Urteil des Verwaltungsgerichts des Kantons Bern vom 17. April 2023, IV/22/395, Seite 8 den Verfahrens (vgl. E. 1.2 hiervor), noch ist das angerufene Gericht zur Beurteilung dieser Frage sachlich zuständig. 3.4 Nach dem Dargelegten hat die Beschwerdeführerin keinen Anspruch auf Übernahme der Kosten für den beantragten Drehflügeltürantrieb. Demnach ist die angefochtene Verfügung vom 31. Mai 2022 (AB 115) nicht zu beanstanden und die dagegen erhobene Beschwerde ist abzuweisen. 4. 4.1 Gemäss Art. 69 Abs. 1bis IVG ist das Beschwerdeverfahren bei Streitigkeiten über IV-Leistungen vor dem kantonalen Versicherungsgericht kostenpflichtig. Die Kosten sind nach dem Verfahrensaufwand und unabhängig vom Streitwert im Rahmen von Fr. 200.-- bis Fr. 1'000.-- festzulegen. Die Verfahrenskosten, gerichtlich bestimmt auf Fr. 500.--, werden entsprechend dem Ausgang des Verfahrens der Beschwerdeführerin zur Bezahlung auferlegt. Diese werden dem geleisteten Kostenvorschuss von Fr. 800.-- entnommen. Die Restanz von Fr. 300.-- ist der Beschwerdeführerin nach Eintritt der Rechtskraft dieses Urteils zurückzuerstatten. 4.2 Bei diesem Verfahrensausgang besteht kein Anspruch auf eine Parteientschädigung (Umkehrschluss aus Art. 1 Abs. 1 IVG i.V.m. Art. 61 lit. g ATSG). Demnach entscheidet die Einzelrichterin: 1. Die Beschwerde wird abgewiesen.

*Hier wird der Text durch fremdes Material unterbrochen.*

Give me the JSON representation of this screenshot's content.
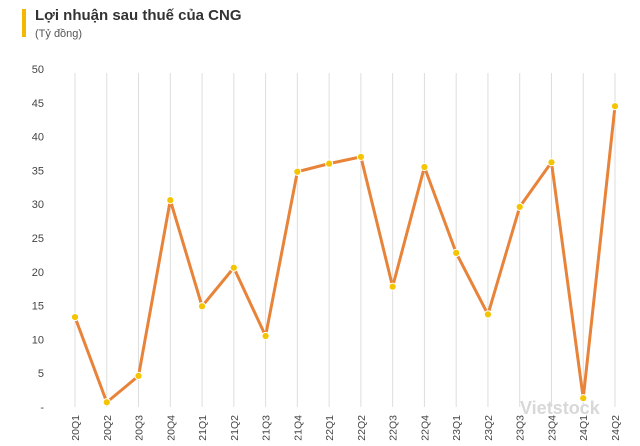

Urteil des Verwaltungsgerichts des Kantons Bern vom 17. April 2023, IV/22/395, Seite 9 2. Die Verfahrenskosten von Fr. 500.-- werden der Beschwerdeführerin zur Bezahlung auferlegt und dem geleisteten Kostenvorschuss von Fr. 800.-- entnommen. Die Restanz von Fr. 300.-- wird ihr nach Eintritt der Rechtskraft dieses Urteils zurückerstattet. 3. Es wird keine Parteientschädigung zugesprochen. 4. Zu eröffnen (R): - A.________ - IV-Stelle Bern - Bundesamt für Sozialversicherungen Die Einzelrichterin: Die Gerichtsschreiberin: Rechtsmittelbelehrung Gegen dieses Urteil kann innert 30 Tagen seit Zustellung der schriftlichen Begründung beim Bundesgericht, Schweizerhofquai 6, 6004 Luzern, Beschwerde in öffentlich-rechtlichen Angelegenheiten gemäss Art. 39 ff., 82 ff. und 90 ff. des Bundesgesetzes vom 17. Juni 2005 über das Bundesgericht (BGG; SR 173.110) geführt werden.